No. Observations: 3000 AIC: 3.065e+04
Df Residuals: 2996 BIC: 3.067e+04
Df Model: 3
Covariance Type: nonrobust
========================================================================================================
coef std err t P>|t| [0.025 0.975]
--------------------------------------------------------------------------------------------------------
Intercept 71.6381 2.638 27.152 0.000 66.465 76.811
bs(age, knots=(40, 60), degree=1)[0] 49.8144 3.429 14.529 0.000 43.092 56.537
bs(age, knots=(40, 60), degree=1)[1] 45.8718 3.024 15.169 0.000 39.942 51.801
bs(age, knots=(40, 60), degree=1)[2] 17.2156 9.277 1.856 0.064 -0.975 35.406
==============================================================================
Omnibus: 1083.113 Durbin-Watson: 1.963
Prob(Omnibus): 0.000 Jarque-Bera (JB): 4829.501
Skew: 1.702 Prob(JB): 0.00
Kurtosis: 8.201 Cond. No. 15.2
==============================================================================
Notes:
[1] Standard Errors assume that the covariance matrix of the errors is correctly specified.
The coeff
column indicates the coefficients of wage
regressing on each basis function of age
, i.e. \(b_0, b_1, b_2, b_3\).
However, spline regression coefficients are not analogous to slope coefficients in simple linear regression and they are not directly interpretable as increase or decrease on \(Y\) given one-unit increase on \(X\)! Spline regression coefficients scale the computed basis functions for a given value of \(X\) (see slides from the multivariate statistics lecture).

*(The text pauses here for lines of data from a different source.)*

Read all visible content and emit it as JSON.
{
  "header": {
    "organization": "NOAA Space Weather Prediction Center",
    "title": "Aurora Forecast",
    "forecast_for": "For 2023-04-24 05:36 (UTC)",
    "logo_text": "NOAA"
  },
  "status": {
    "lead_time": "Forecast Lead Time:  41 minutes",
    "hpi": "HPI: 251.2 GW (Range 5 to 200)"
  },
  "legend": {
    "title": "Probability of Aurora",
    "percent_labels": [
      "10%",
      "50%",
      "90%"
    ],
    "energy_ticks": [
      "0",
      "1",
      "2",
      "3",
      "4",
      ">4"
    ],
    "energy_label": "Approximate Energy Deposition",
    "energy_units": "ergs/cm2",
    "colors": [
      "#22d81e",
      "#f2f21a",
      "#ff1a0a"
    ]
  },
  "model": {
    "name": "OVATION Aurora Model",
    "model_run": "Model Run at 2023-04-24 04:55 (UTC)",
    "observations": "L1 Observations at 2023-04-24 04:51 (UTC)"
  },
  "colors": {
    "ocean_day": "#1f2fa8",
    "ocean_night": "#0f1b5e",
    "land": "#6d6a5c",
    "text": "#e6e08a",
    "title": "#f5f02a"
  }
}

We can nevertheless calculate the slopes of the fitted spline starting from our coefficients:
Plotting the model#
# Create evenly spaced values to plot the model predictions
xp = np.linspace(df['age'].min(), df['age'].max(), 100)
xp_trans = patsy.dmatrix("bs(xp, knots=(40,60), degree=1)",
data={"xp": xp},
return_type='dataframe')
# Use model fitted before to predict wages for generated age values
predictions = model_fit.predict(xp_trans)
# Plot the original data and the model fit
fig, ax = plt.subplots(figsize=(8,5)) # Create figure object
sns.scatterplot(data=df, x="age", y="wage", alpha=0.4, ax=ax) # Plot observations
ax.axvline(40, linestyle='--', alpha=0.4, color="black") # Cut point 1
ax.axvline(60, linestyle='--', alpha=0.4, color="black") # Cut point 2
ax.plot(xp, predictions, color='red') # Draw prediction
ax.set_title("Linear (first-order) spline regression");

The model plot shows that we have gone from fitting an intercept (i.e., a horizontal line) in each bin to fitting a linear function in each bin.